BÖLÜM 48

382 26 13
                                    

Selam dostlarım, ben geldim. Uzun ve duygusal bir bölüm oldu. Ağlayanlar ile bölüm sonunda yorumlarda buluşalım 😅
Not: Gesi Bağları türküsünü dinleyelim lütfen. Hisleri en derinden hissedeceksiniz.
Öpüldünüz 😘🥰

Kader gerçekten var mıydı? Eğer varsa, değiştirebilir miydik?

Başıma gelen her şeyi kader diyerek sineye çekemedim. Kader diyerek boyun eğemedim. Ben elimden hiçbir şey gelmese de kaderimi bir gün değiştirip kendi yolumu çizeceğime inanıyordum.

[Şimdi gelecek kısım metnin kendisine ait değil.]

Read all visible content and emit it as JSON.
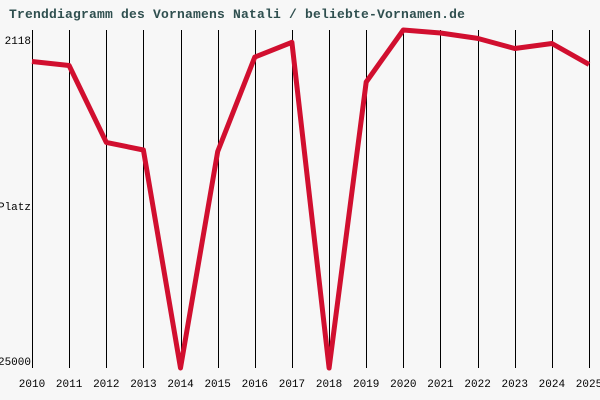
{
  "page": {
    "background_color": "#f7f7f7"
  },
  "chart_data": {
    "type": "line",
    "title": "Trenddiagramm des Vornamens Natali / beliebte-Vornamen.de",
    "title_color": "#2f4f4f",
    "name_shown": "Natali",
    "source_shown_in_title": "beliebte-Vornamen.de",
    "x": [
      2010,
      2011,
      2012,
      2013,
      2014,
      2015,
      2016,
      2017,
      2018,
      2019,
      2020,
      2021,
      2022,
      2023,
      2024,
      2025
    ],
    "series": [
      {
        "name": "Natali",
        "color": "#d10f2f",
        "values": [
          4250,
          4520,
          9730,
          10240,
          25000,
          10340,
          3950,
          2950,
          25000,
          5640,
          2118,
          2320,
          2690,
          3370,
          3030,
          4450
        ]
      }
    ],
    "values_note": "rank values estimated from line position; only axis extremes 2118 and 25000 are labeled in the image; lower rank = higher on chart",
    "ylabel": "Platz",
    "y_axis": {
      "top_label": "2118",
      "top_value": 2118,
      "bottom_label": "25000",
      "bottom_value": 25000,
      "inverted": true
    },
    "xlabel": "",
    "grid": "vertical-only",
    "gridline_color": "#000000",
    "legend_position": "none"
  }
}
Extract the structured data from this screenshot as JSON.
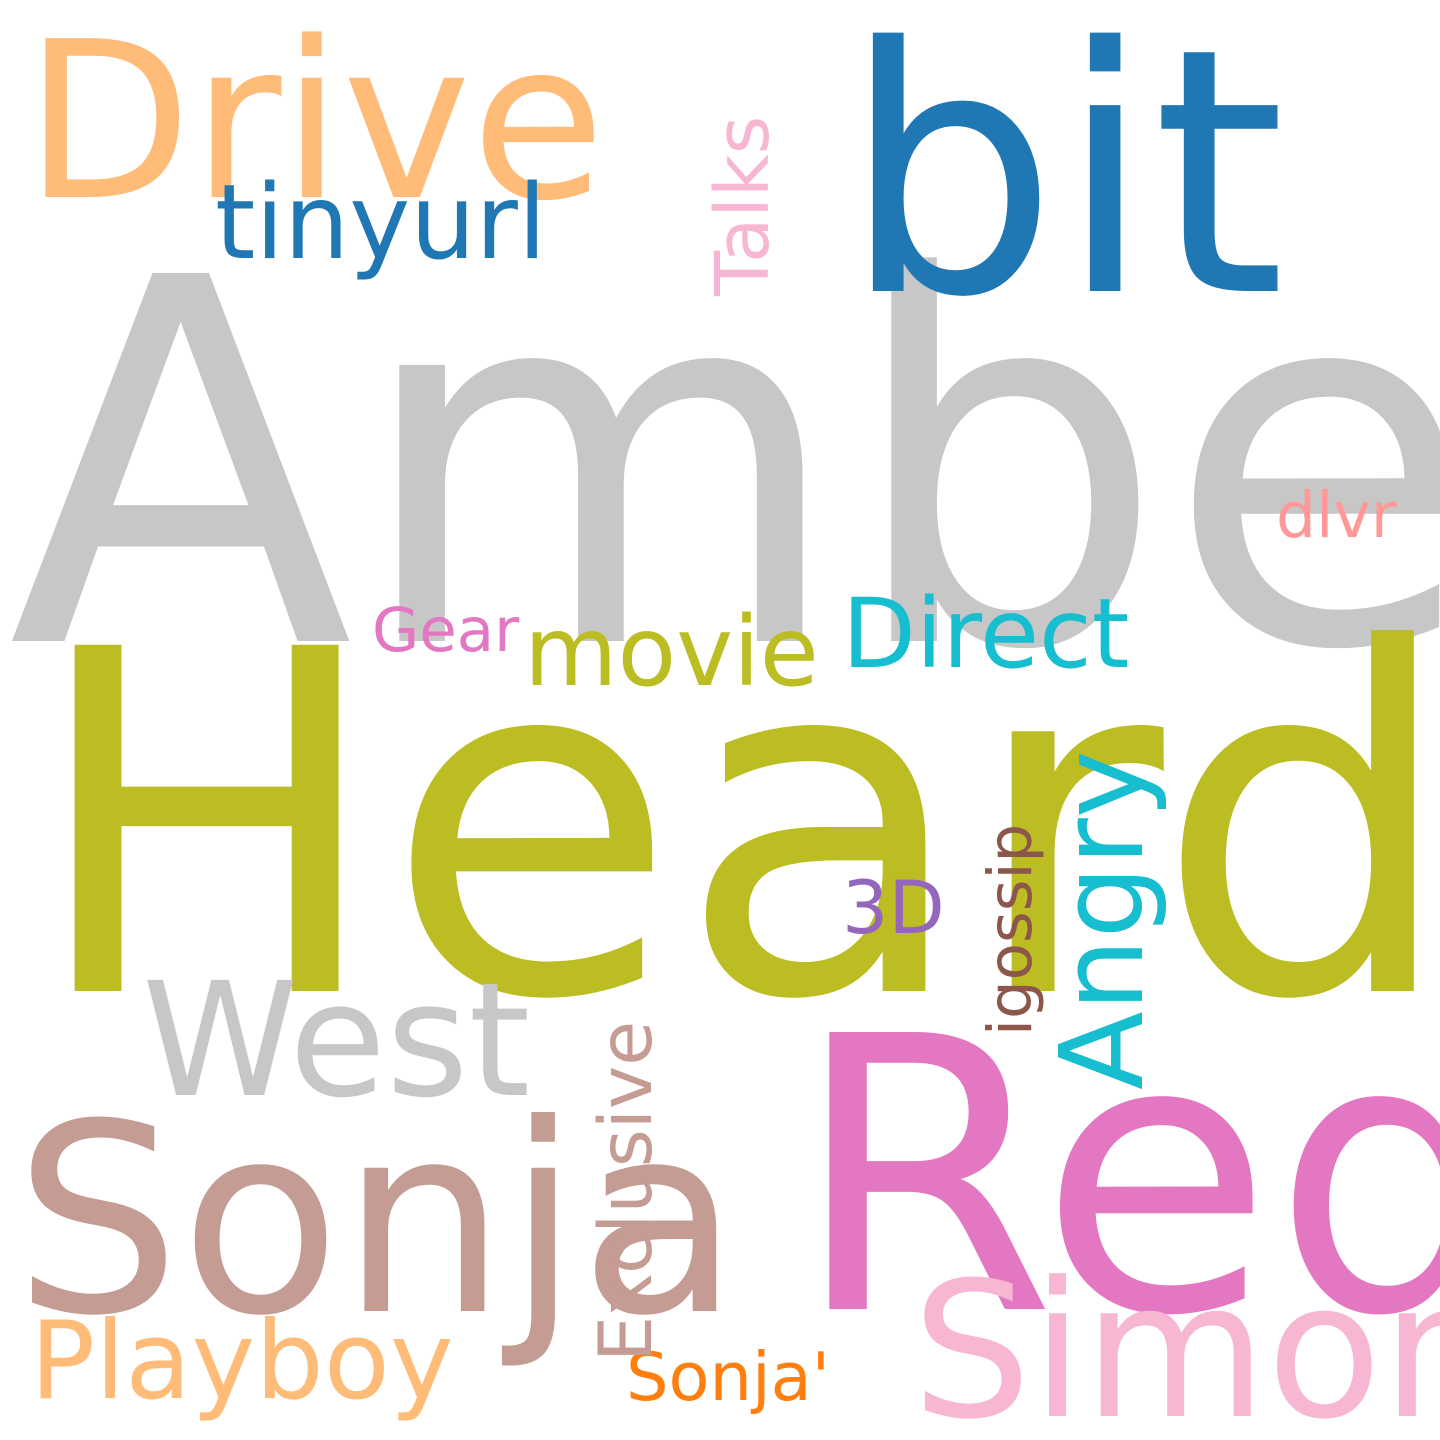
{
  "words": {
    "amber": {
      "text": "Amber",
      "color": "#c7c7c7"
    },
    "heard": {
      "text": "Heard",
      "color": "#bcbd22"
    },
    "bit": {
      "text": "bit",
      "color": "#1f77b4"
    },
    "drive": {
      "text": "Drive",
      "color": "#ffbb78"
    },
    "red": {
      "text": "Red",
      "color": "#e377c2"
    },
    "sonja": {
      "text": "Sonja",
      "color": "#c49c94"
    },
    "simon": {
      "text": "Simon",
      "color": "#f7b6d2"
    },
    "west": {
      "text": "West",
      "color": "#c7c7c7"
    },
    "playboy": {
      "text": "Playboy",
      "color": "#ffbb78"
    },
    "tinyurl": {
      "text": "tinyurl",
      "color": "#1f77b4"
    },
    "movie": {
      "text": "movie",
      "color": "#bcbd22"
    },
    "direct": {
      "text": "Direct",
      "color": "#17becf"
    },
    "gear": {
      "text": "Gear",
      "color": "#e377c2"
    },
    "dlvr": {
      "text": "dlvr",
      "color": "#ff9896"
    },
    "three_d": {
      "text": "3D",
      "color": "#9467bd"
    },
    "sonja_q": {
      "text": "Sonja'",
      "color": "#ff7f0e"
    },
    "talks": {
      "text": "Talks",
      "color": "#f7b6d2"
    },
    "angry": {
      "text": "Angry",
      "color": "#17becf"
    },
    "exclusive": {
      "text": "Exclusive",
      "color": "#c49c94"
    },
    "igossip": {
      "text": "igossip",
      "color": "#8c564b"
    }
  }
}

Şu an yaşadıklarım kader mi? Bilinmez ama seçimlerim sadece bana aitti. Ben kaderin bana oynadığı oyunda seçimlerimle yolumu çiziyordum.

Arat benden 24 saatimi istemişti. Beraber geçireceğimiz son bir gün. Birlikte biriktirebileceğimiz anılar için son bir gün.

Ölüm günümü ertelemiştim. Bir gün daha halkımı bu lanetle yaşatmak zorundaydım. Ama sadece bir günü bana çok görmezlerdi. Değil mi?

Arat'ın sağ profilini izlerken içim huzurla doluyordu. Yanımda onu hissetmek öylesine paha biçilemezdi ki. Arat.. İlk görüşte bile etrafına yaydığı aurasını hissedebileceğiniz bir adamdı.

Onu ilk gördüğümde adının anlamının hakkını verdiğini anlamıştım. Cesurdu. Güçlüydü. Korkusuzdu. Korkulandı. Aynı zamanda saygı duyulandı.

Böyle bir adama aşık olmamak imkansızdı. Büyük ellerinin sıcaklığını ellerimde hissettiğim her an kalbimi elinde tutuyordu sanki.

Şu anda olduğu gibi elimi usulca tutup dudaklarına götürdü. Elimi dudaklarında öylece tutuyordu. Gülümseyerek izlediğim bu güzel yüzü bir daha göremeyecek olmanın verdiği farkındalıkla kalbim acı acı sızladı.

"Bir kadının elleri neden öpülür biliyor musun?" Elim dudaklarındayken sorduğu sorunun ardından bir bakış atıp tekrar yola çevirdi müptelası olduğum irislerini.

"Hayır bilmiyorum." Elimi usulca öpüp teması kesmeden kucağına koydu.

"Kadın kutsal bir varlıktır. Can verir. Emek verir. Hayatını verir. Dünyaya getirdiği canı elleriyle büyütür. Elleriyle dokunduğu her şeyi güzelleştirir." Pür dikkat onu dinliyordum. Arada sırada tepkimi ölçmek için bakışları beni bulup tekrar yola dönüyordu.

"Ve bir inanışa göre; kadın, yaşamın tüm bilinmezliğini avuçlarında taşır. Böylesine narin bir canlının canı yandığında avuçlarında olduğuna inanılan yaşamı dahil yok edecek güçte olduğuna inanılır. Kısacası kadın; avuçlarında hem yaşatır, hem öldürür." Elimi tekrar öpüp "Bizlere ise böylesine kutsal bir canlının elini öpmek düşer."

Şaşkınlıkla harmanlanmış hayranlıkla kalakalmıştım. Öylesine değerli hissediyordum ki kendimi. Küçük Gece bile uzun bir aradan sonra kendini hissettirir olmuştu. Kocaman gülümsüyordu. Kalbi heyecanla atıyordu. Çocuk gibi zıplamak şen kahkahalar atmak istiyordu. Halbuki küçük bir kız çocuğuydu. Ama mutluluğunu açığa çıkaramazdı. Korkardı. Çünkü sevincinin her seferinde kursağında kalmasına öyle alışmıştı ki. Şimdi bile bu korkuyu omuzlarında taşıyordu. Aynı şekilde sevincini içinde yaşattığı gibi.

"Geldik." Yüz ifademi görüp gülümserken kısılan gözleri ve inci gibi dişlerini görmek bana derin bir iç çektirmişti. Çok güzeldi. Ay'ın Oğlu yine karşımda parlıyordu. Ama kısılan gözlerinin ardındaki korkuyu ve acıyı gizleyemiyordu. Buruk bir mutluluk vardı gözlerinde. Bu burukluğun sebebi olmak... Sanırım ben bir kez daha sınanıyordum. Lakin bu kez yalnız değildim.

"Bana yemek yaparsın artık." Evin içine adımlarken sözlerimle gülümseyip "Tabi Hanımefendi. Bugün emrinize amadeyim." Kıkırdayıp içeri geçtim.